Bill Clinton Sends Letter to NYT's Frank Rich Defending Hillary

December 23rd, 2007 11:33 AM

Just how much is former President Bill Clinton throwing his weight around in pressrooms across the country to ensure favorable coverage of his wife and her campaign?

As NewsBusters reported in September, Clinton killed a negative article about Hillary that was about to be published by GQ apparently by threatening the magazine with not having access to him in the future.

On Sunday, the New York Times' Frank Rich admitted that after he wrote a column in November that included some criticism of the junior senator from New York, her husband sent him a letter valiantly coming to her defense (emphasis added throughout):

In a two-page handwritten letter in response to a recent column of mine criticizing Mrs. Clinton's Senate votes on Iraq and Iran, Bill Clinton made a serious and impassioned defense of her foreign-policy record. On the subject of her support for the so-called Kyl-Lieberman amendment on Iran this fall, Mr. Clinton wrote: "If Senator Obama, for example, had really believed it was an indirect authorization to attack Iran, he would not have stayed away on the campaign trail, but would have come back to vote against it." That's a fair point - and a fair criticism of Mr. Obama as he continues to vilify this particular Hillary Clinton vote. If voting for Kyl-Lieberman was as grave a step toward war as Mr. Obama claims, there's no excuse for his absence.

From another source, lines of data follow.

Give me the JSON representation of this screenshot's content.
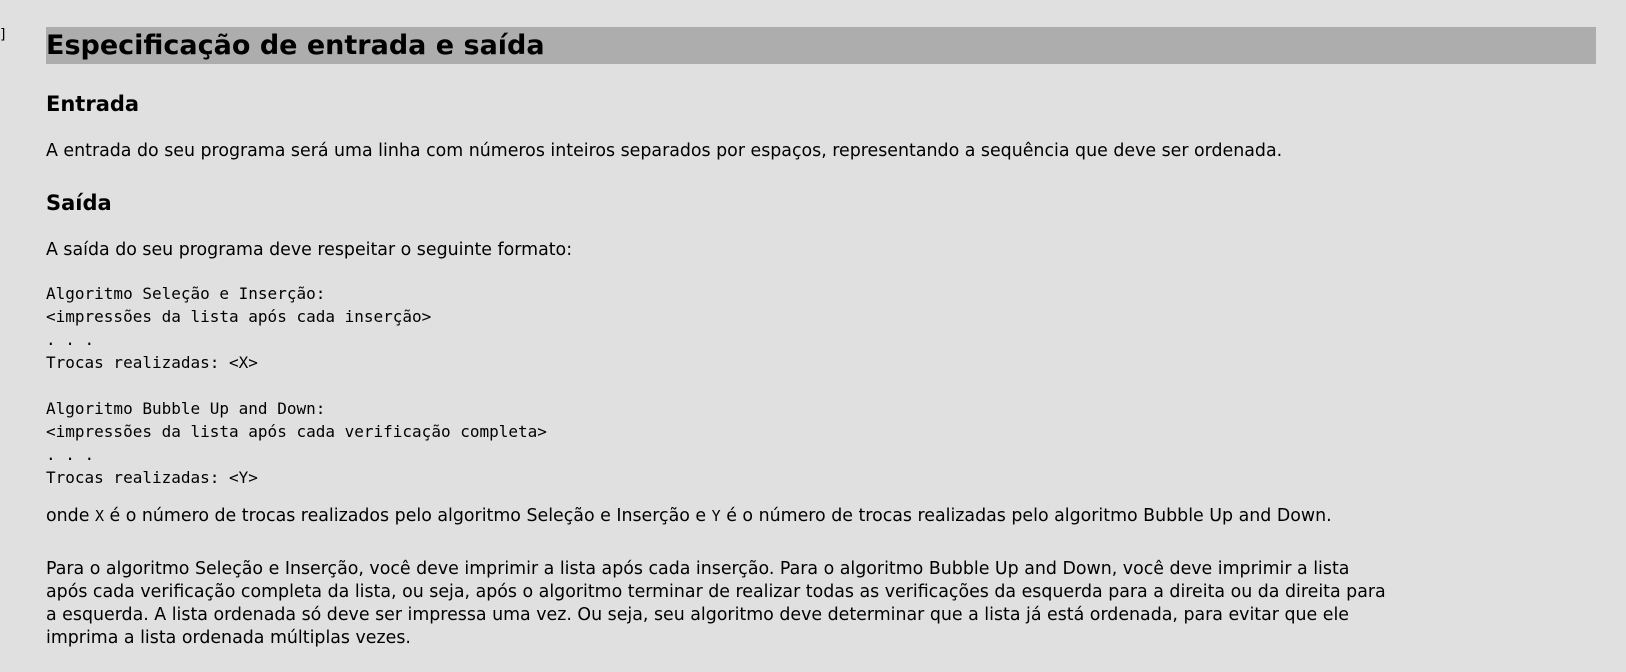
{
  "edge_mark": "]",
  "doc": {
    "title": "Especificação de entrada e saída",
    "input_section": {
      "heading": "Entrada",
      "text": "A entrada do seu programa será uma linha com números inteiros separados por espaços, representando a sequência que deve ser ordenada."
    },
    "output_section": {
      "heading": "Saída",
      "intro": "A saída do seu programa deve respeitar o seguinte formato:",
      "format_lines": [
        "Algoritmo Seleção e Inserção:",
        "<impressões da lista após cada inserção>",
        ". . .",
        "Trocas realizadas: <X>",
        "",
        "Algoritmo Bubble Up and Down:",
        "<impressões da lista após cada verificação completa>",
        ". . .",
        "Trocas realizadas: <Y>"
      ],
      "where_part1": "onde ",
      "where_var_x": "X",
      "where_part2": " é o número de trocas realizados pelo algoritmo Seleção e Inserção e ",
      "where_var_y": "Y",
      "where_part3": " é o número de trocas realizadas pelo algoritmo Bubble Up and Down.",
      "details_lines": [
        "Para o algoritmo Seleção e Inserção, você deve imprimir a lista após cada inserção. Para o algoritmo Bubble Up and Down, você deve imprimir a lista",
        "após cada verificação completa da lista, ou seja, após o algoritmo terminar de realizar todas as verificações da esquerda para a direita ou da direita para",
        "a esquerda. A lista ordenada só deve ser impressa uma vez. Ou seja, seu algoritmo deve determinar que a lista já está ordenada, para evitar que ele",
        "imprima a lista ordenada múltiplas vezes."
      ]
    }
  },
  "colors": {
    "background": "#e0e0e0",
    "title_bar": "#adadad",
    "text": "#000000"
  }
}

Yet, much as NewsBusters has suggested that Bill's criticism of NBC's Tim Russert might have backfired on him and his wife, Rich still seemed willing to call a spade a spade after receiving the former President's correspondence:

Mr. Clinton's narrow defense of his wife's Iraq vote in 2002 - it was not "a blanket authorization to go to war," he wrote - doesn't persuade me. But even if it did, her choice for foreign-policy director in 2008 makes me question her ability to profit from experience and make a clean break with the establishment thinking in both parties that enabled the Iraq fiasco. Judgment calls like this rather than failures of the press may answer her husband's question as to why the public finds her experience "irrelevant."

What Mrs. Clinton clearly has learned from her White House experience, as she reminds us, is to strike back at her critics. Unfortunately, she has assimilated those critics' methods as well. Attacks on Mr. Obama's record and views are fair game. But the steady personal attacks - the invocations of "cocaine" and "Hussein" and "madrassa" by surrogates - smell like the dirty tricks of the old Clinton haters. The Clinton-camp denials that these tactics have been "authorized" sound like Karl Rove's denials of similar smear campaigns against John McCain in 2000.

As Rich has worked for the Times since 1980, it appears he can't be bullied the way the folks at GQ were in September.

However, in how many newsrooms across the country are younger, less confident "journalists" massaging their reports as a result of such pressure from the former President?